Accordingly, usually solenoid 44 is actuated so that the engaging portion 41a of the locking member 41 is usually raised up and the rack 39 is set free to rotate. However, once the rack 39 is engaged with the gear wheel 15, the actuation of the solenoid 44 is released and the locking member 41 is lowered to render the engaging portion 41a to engage with the step 39b thereby locking the rack 39.

In the above examples, the stop of the rotation of the driven sprocket shaft is effected by causing the gear wheel for braking mounted on the sprocket shaft to engage with the rack. However, it is also possible to stop the rotation of the driven sprocket shaft by mounting a disk on the shaft, positioning a locking member near the disk, and causing as desired the locking member to frictionally contact with the disk.

According to the row floor-locking device for a telescoping seating system, the locking or releasing of the row floors is effected by making use of a row floor-linearly moving device comprising a combination of driven sprockets and chains mounted between row floors for linearly moving the row floors.

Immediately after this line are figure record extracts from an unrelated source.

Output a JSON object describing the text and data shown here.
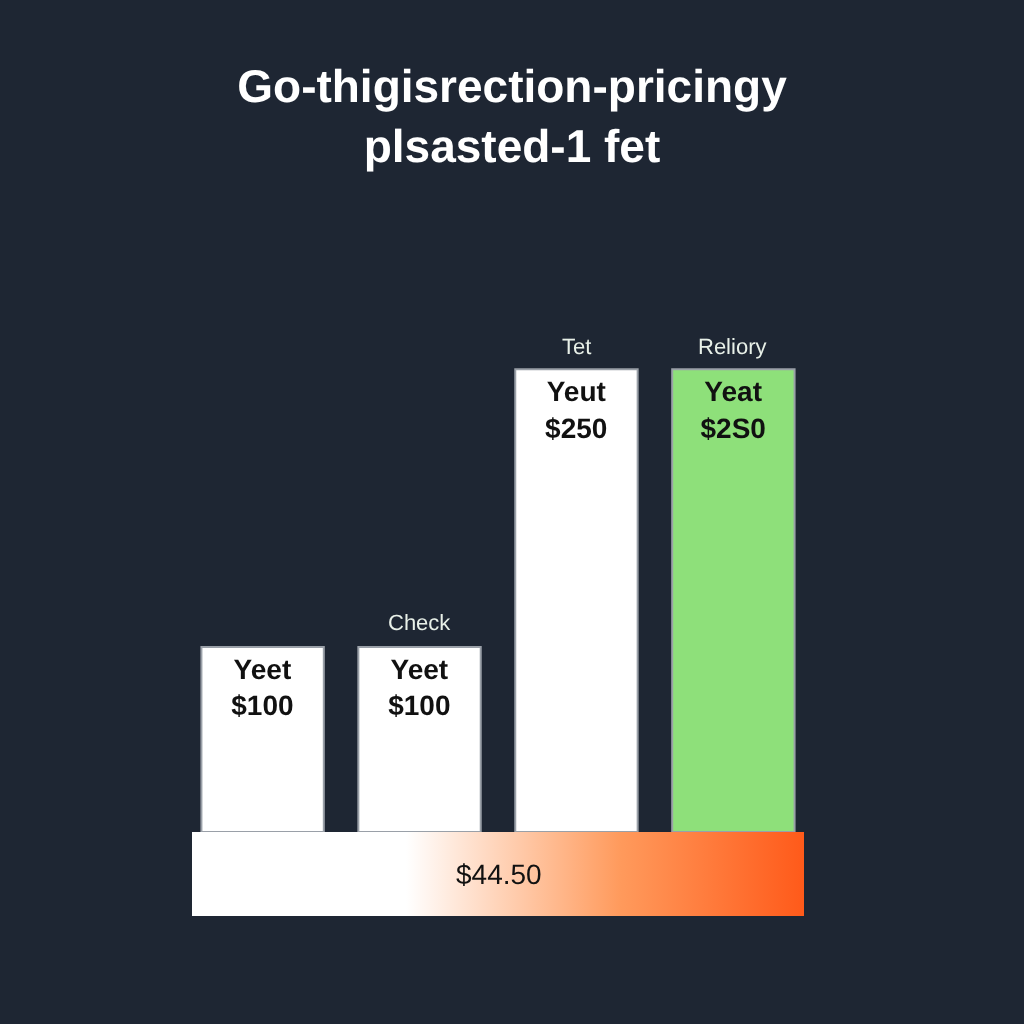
{
  "chart_data": {
    "type": "bar",
    "title": "Go-thigisrection-pricingy\nplsasted-1 fet",
    "categories": [
      null,
      "Check",
      "Tet",
      "Reliory"
    ],
    "values": [
      100,
      100,
      250,
      250
    ],
    "colors": [
      "#ffffff",
      "#ffffff",
      "#ffffff",
      "#8ee07a"
    ],
    "value_labels": [
      "Yeet\n$100",
      "Yeet\n$100",
      "Yeut\n$250",
      "Yeat\n$2S0"
    ],
    "annotations": [
      "$44.50"
    ]
  }
}
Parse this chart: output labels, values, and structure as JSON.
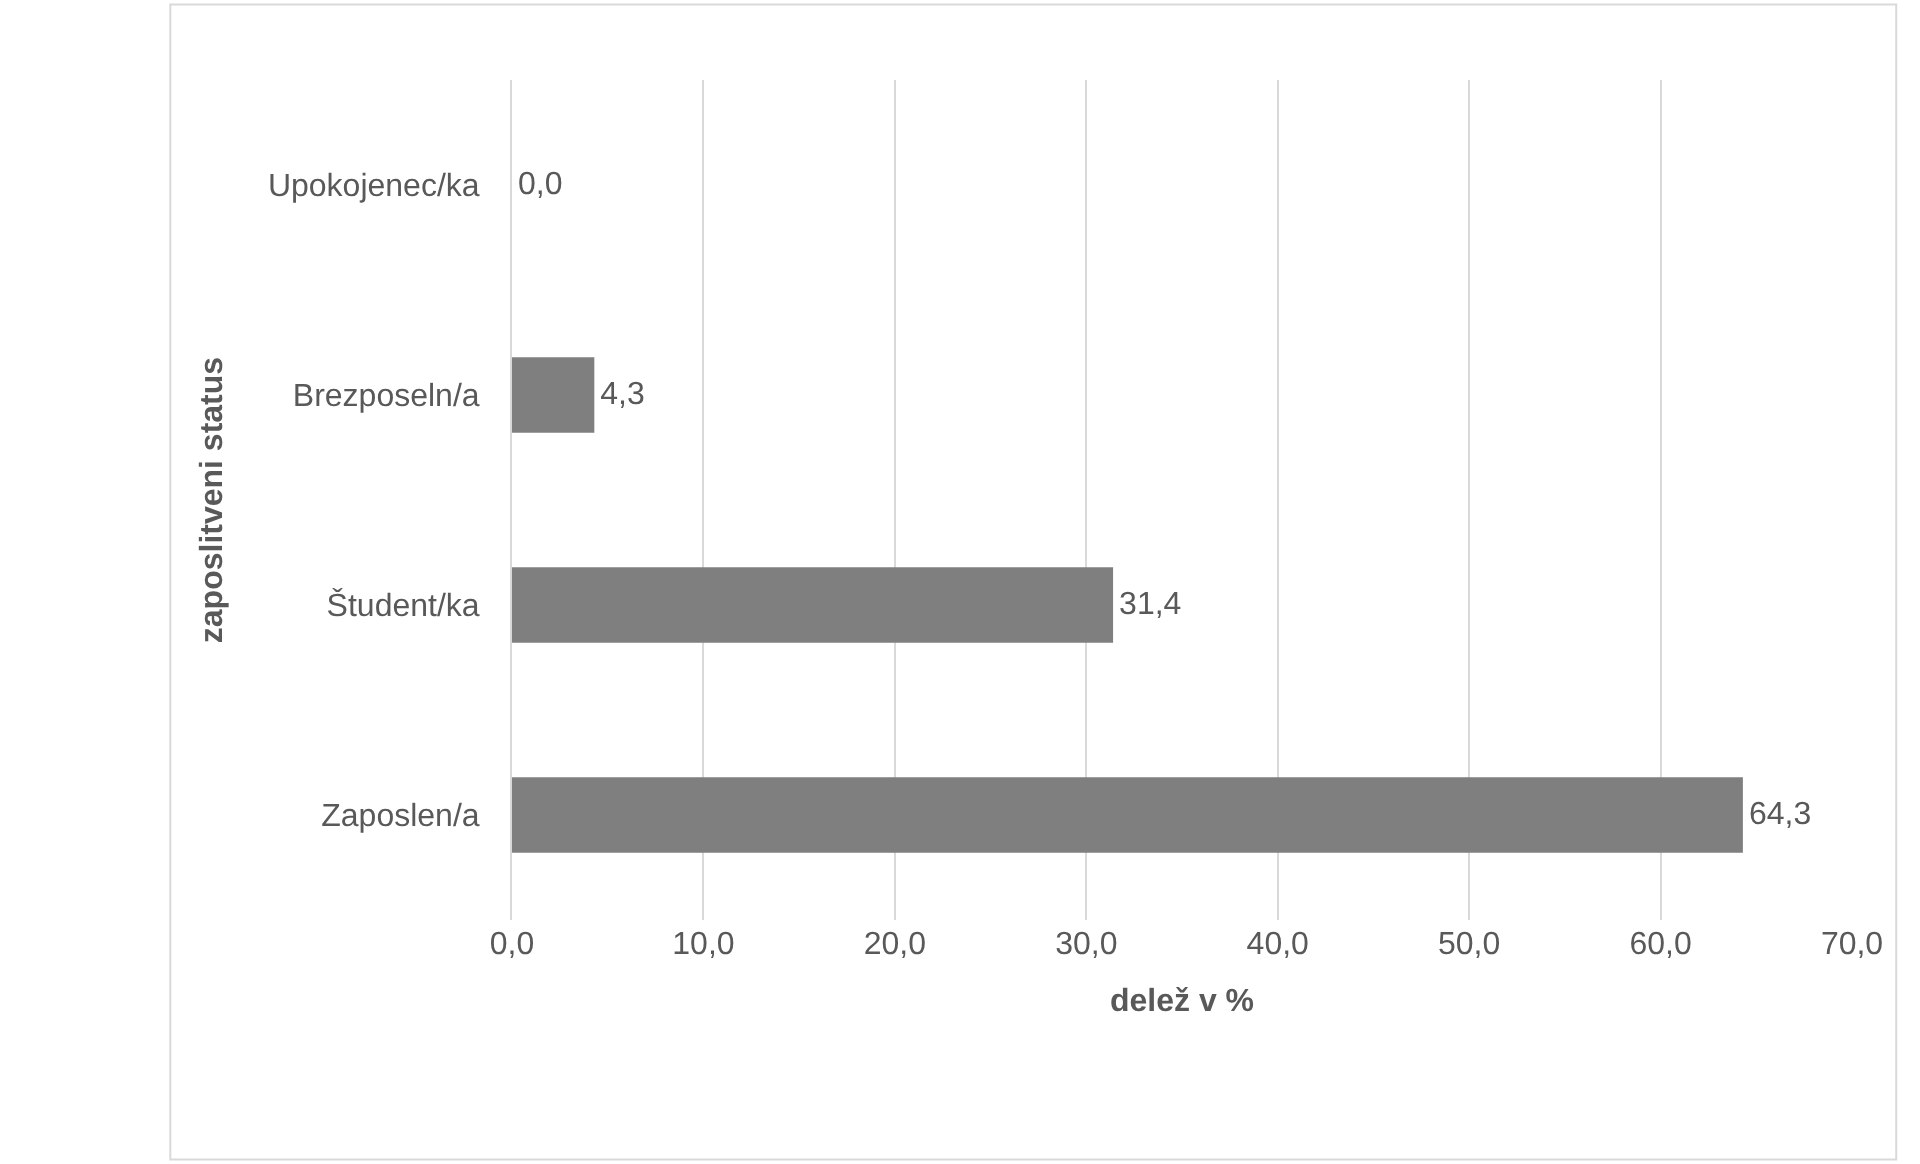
{
  "chart_data": {
    "type": "bar",
    "orientation": "horizontal",
    "categories": [
      "Upokojenec/ka",
      "Brezposeln/a",
      "Študent/ka",
      "Zaposlen/a"
    ],
    "values": [
      0.0,
      4.3,
      31.4,
      64.3
    ],
    "value_labels": [
      "0,0",
      "4,3",
      "31,4",
      "64,3"
    ],
    "color": "#7f7f7f",
    "xlabel": "delež v %",
    "ylabel": "zaposlitveni status",
    "xlim": [
      0,
      70
    ],
    "xticks": [
      {
        "value": 0,
        "label": "0,0"
      },
      {
        "value": 10,
        "label": "10,0"
      },
      {
        "value": 20,
        "label": "20,0"
      },
      {
        "value": 30,
        "label": "30,0"
      },
      {
        "value": 40,
        "label": "40,0"
      },
      {
        "value": 50,
        "label": "50,0"
      },
      {
        "value": 60,
        "label": "60,0"
      },
      {
        "value": 70,
        "label": "70,0"
      }
    ],
    "grid": "x",
    "legend": false
  }
}
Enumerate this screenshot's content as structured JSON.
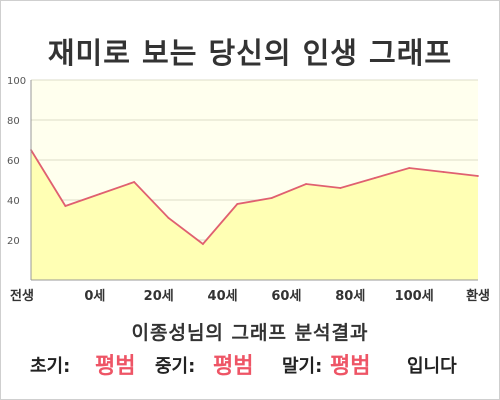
{
  "title": "재미로 보는 당신의 인생 그래프",
  "chart_data": {
    "type": "area",
    "x_labels": [
      "전생",
      "0세",
      "20세",
      "40세",
      "60세",
      "80세",
      "100세",
      "환생"
    ],
    "x": [
      0,
      1,
      2,
      3,
      4,
      5,
      6,
      7,
      8,
      9,
      10,
      11,
      12,
      13
    ],
    "values": [
      65,
      37,
      43,
      49,
      31,
      18,
      38,
      41,
      48,
      46,
      51,
      56,
      54,
      52
    ],
    "ylim": [
      0,
      100
    ],
    "y_ticks": [
      20,
      40,
      60,
      80,
      100
    ],
    "grid": true,
    "line_color": "#e06070",
    "fill_color": "#ffffb4",
    "plot_bg": "#ffffee"
  },
  "result": {
    "heading": "이종성님의 그래프 분석결과",
    "early_label": "초기:",
    "early_value": "평범",
    "mid_label": "중기:",
    "mid_value": "평범",
    "late_label": "말기:",
    "late_value": "평범",
    "suffix": "입니다"
  }
}
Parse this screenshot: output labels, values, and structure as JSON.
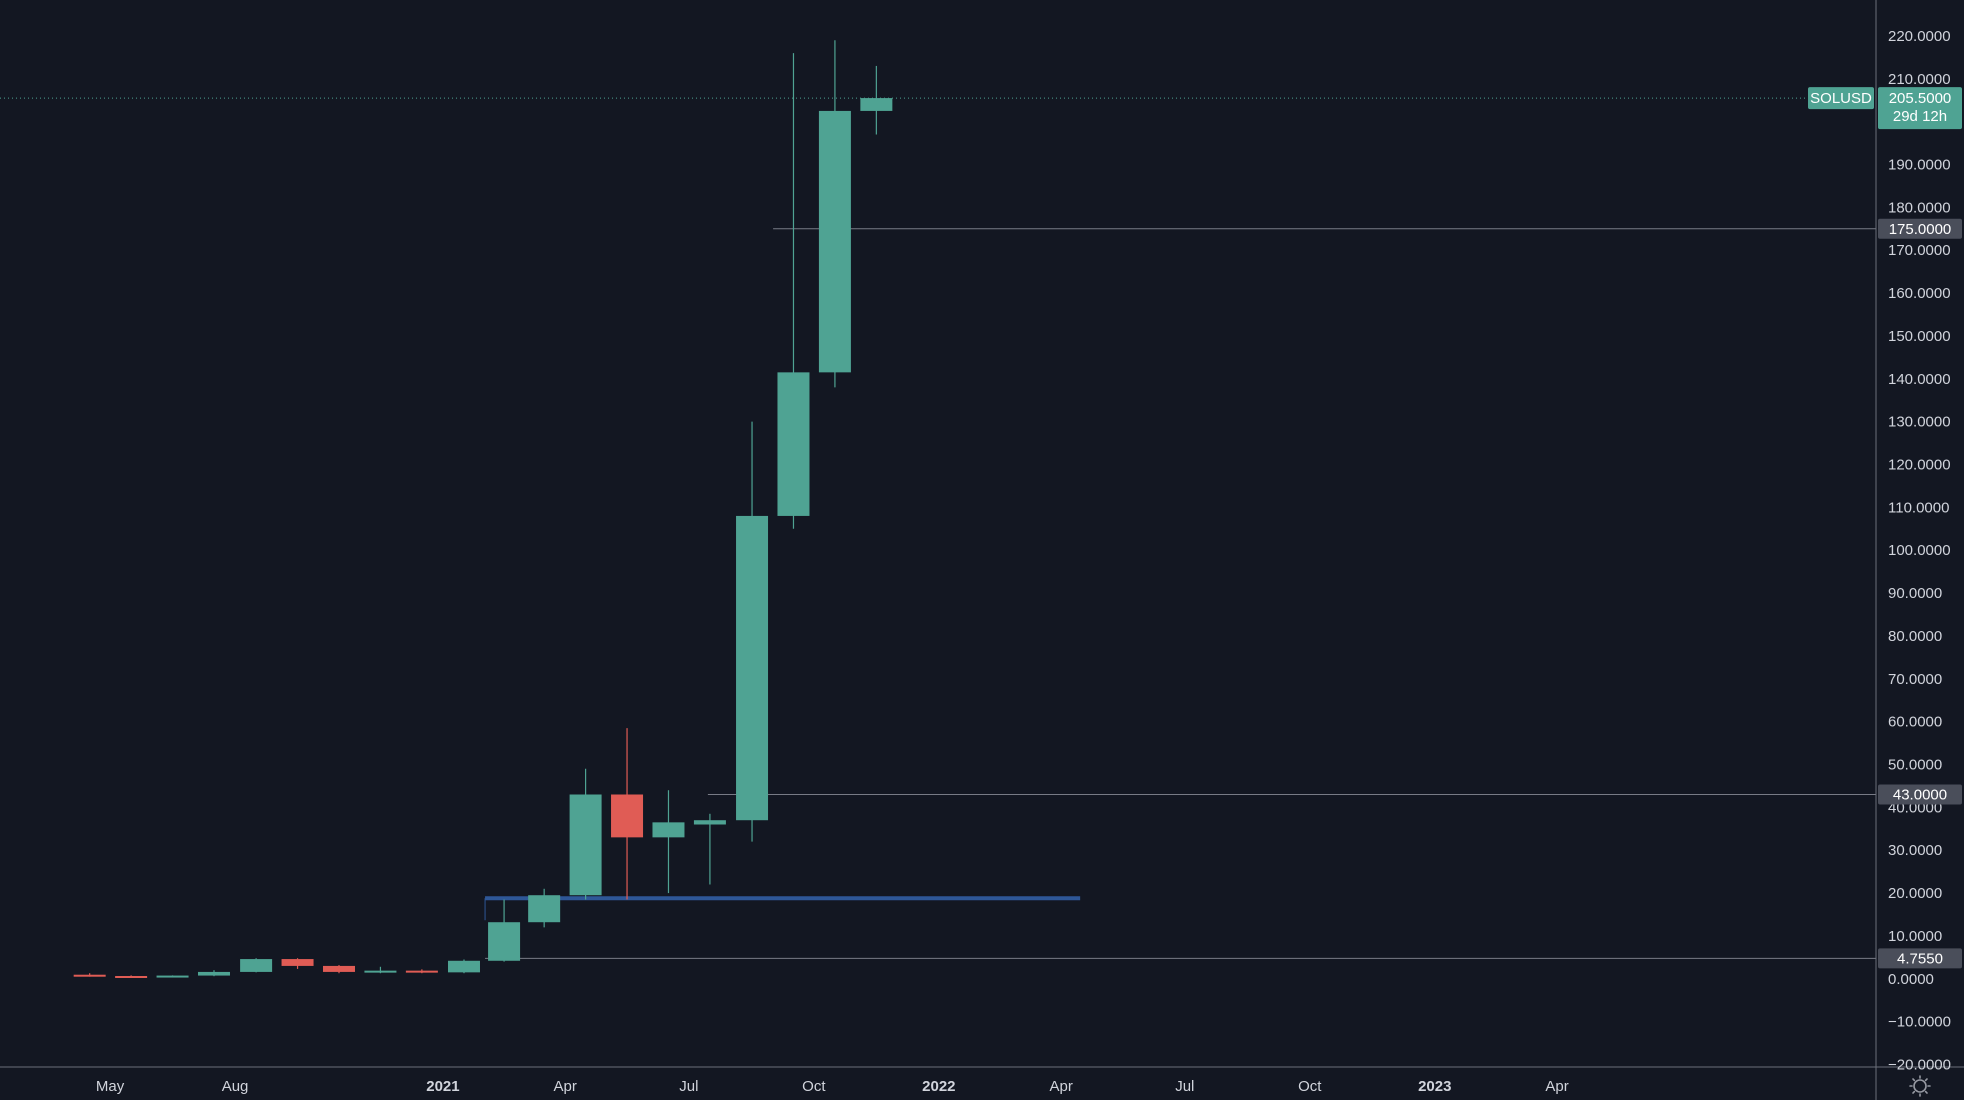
{
  "chart_data": {
    "type": "candlestick",
    "symbol": "SOLUSD",
    "interval": "monthly",
    "y_range": [
      -20,
      225
    ],
    "y_ticks": [
      220,
      210,
      190,
      180,
      170,
      160,
      150,
      140,
      130,
      120,
      110,
      100,
      90,
      80,
      70,
      60,
      50,
      40,
      30,
      20,
      10,
      0,
      -10,
      -20
    ],
    "x_range": [
      "2020-02-10",
      "2023-06-20"
    ],
    "x_ticks": [
      {
        "label": "May",
        "date": "2020-05-01",
        "year": false
      },
      {
        "label": "Aug",
        "date": "2020-08-01",
        "year": false
      },
      {
        "label": "2021",
        "date": "2021-01-01",
        "year": true
      },
      {
        "label": "Apr",
        "date": "2021-04-01",
        "year": false
      },
      {
        "label": "Jul",
        "date": "2021-07-01",
        "year": false
      },
      {
        "label": "Oct",
        "date": "2021-10-01",
        "year": false
      },
      {
        "label": "2022",
        "date": "2022-01-01",
        "year": true
      },
      {
        "label": "Apr",
        "date": "2022-04-01",
        "year": false
      },
      {
        "label": "Jul",
        "date": "2022-07-01",
        "year": false
      },
      {
        "label": "Oct",
        "date": "2022-10-01",
        "year": false
      },
      {
        "label": "2023",
        "date": "2023-01-01",
        "year": true
      },
      {
        "label": "Apr",
        "date": "2023-04-01",
        "year": false
      }
    ],
    "candles": [
      {
        "date": "2020-04-01",
        "open": 0.95,
        "high": 1.3,
        "low": 0.5,
        "close": 0.65
      },
      {
        "date": "2020-05-01",
        "open": 0.65,
        "high": 0.8,
        "low": 0.5,
        "close": 0.6
      },
      {
        "date": "2020-06-01",
        "open": 0.6,
        "high": 0.8,
        "low": 0.5,
        "close": 0.75
      },
      {
        "date": "2020-07-01",
        "open": 0.75,
        "high": 2.0,
        "low": 0.6,
        "close": 1.6
      },
      {
        "date": "2020-08-01",
        "open": 1.6,
        "high": 4.8,
        "low": 1.5,
        "close": 4.6
      },
      {
        "date": "2020-09-01",
        "open": 4.6,
        "high": 4.8,
        "low": 2.3,
        "close": 3.0
      },
      {
        "date": "2020-10-01",
        "open": 3.0,
        "high": 3.2,
        "low": 1.3,
        "close": 1.6
      },
      {
        "date": "2020-11-01",
        "open": 1.6,
        "high": 2.8,
        "low": 1.3,
        "close": 1.9
      },
      {
        "date": "2020-12-01",
        "open": 1.9,
        "high": 2.2,
        "low": 1.3,
        "close": 1.5
      },
      {
        "date": "2021-01-01",
        "open": 1.5,
        "high": 4.5,
        "low": 1.3,
        "close": 4.2
      },
      {
        "date": "2021-02-01",
        "open": 4.2,
        "high": 18.5,
        "low": 4.0,
        "close": 13.2
      },
      {
        "date": "2021-03-01",
        "open": 13.2,
        "high": 21.0,
        "low": 12.0,
        "close": 19.5
      },
      {
        "date": "2021-04-01",
        "open": 19.5,
        "high": 49.0,
        "low": 18.5,
        "close": 43.0
      },
      {
        "date": "2021-05-01",
        "open": 43.0,
        "high": 58.5,
        "low": 18.5,
        "close": 33.0
      },
      {
        "date": "2021-06-01",
        "open": 33.0,
        "high": 44.0,
        "low": 20.0,
        "close": 36.5
      },
      {
        "date": "2021-07-01",
        "open": 36.0,
        "high": 38.5,
        "low": 22.0,
        "close": 37.0
      },
      {
        "date": "2021-08-01",
        "open": 37.0,
        "high": 130.0,
        "low": 32.0,
        "close": 108.0
      },
      {
        "date": "2021-09-01",
        "open": 108.0,
        "high": 216.0,
        "low": 105.0,
        "close": 141.5
      },
      {
        "date": "2021-10-01",
        "open": 141.5,
        "high": 219.0,
        "low": 138.0,
        "close": 202.5
      },
      {
        "date": "2021-11-01",
        "open": 202.5,
        "high": 213.0,
        "low": 197.0,
        "close": 205.5
      }
    ],
    "horizontal_levels": [
      {
        "value": 175.0,
        "label": "175.0000",
        "from": "2021-09-01"
      },
      {
        "value": 43.0,
        "label": "43.0000",
        "from": "2021-07-15"
      },
      {
        "value": 4.755,
        "label": "4.7550",
        "from": "2021-02-01"
      }
    ],
    "support_line": {
      "value": 18.8,
      "from": "2021-02-01",
      "to": "2022-04-15",
      "color": "#2e5797"
    },
    "last_price": {
      "value": 205.5,
      "label": "205.5000",
      "countdown": "29d 12h",
      "color": "#4fa393"
    },
    "colors": {
      "up": "#4fa393",
      "down": "#e05c55",
      "background": "#131722",
      "text": "#d1d4dc",
      "level_tag": "#4a4e5a",
      "axis_line": "#6b6f7a"
    }
  }
}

To be more specific, a gear wheel is mounted on the shaft of driven sprocket, and the gear wheel is caused to engage with or disengage from a rack thereby effecting the locking or releasing of the row floor. Therefore, according to this invention, the locking device for a telescoping seating system can be made very simple in structure.

Further, the locking device of this invention can be utilized for locking the row floors when they are not in use, as well as for preventing the row floor from jolting when in use.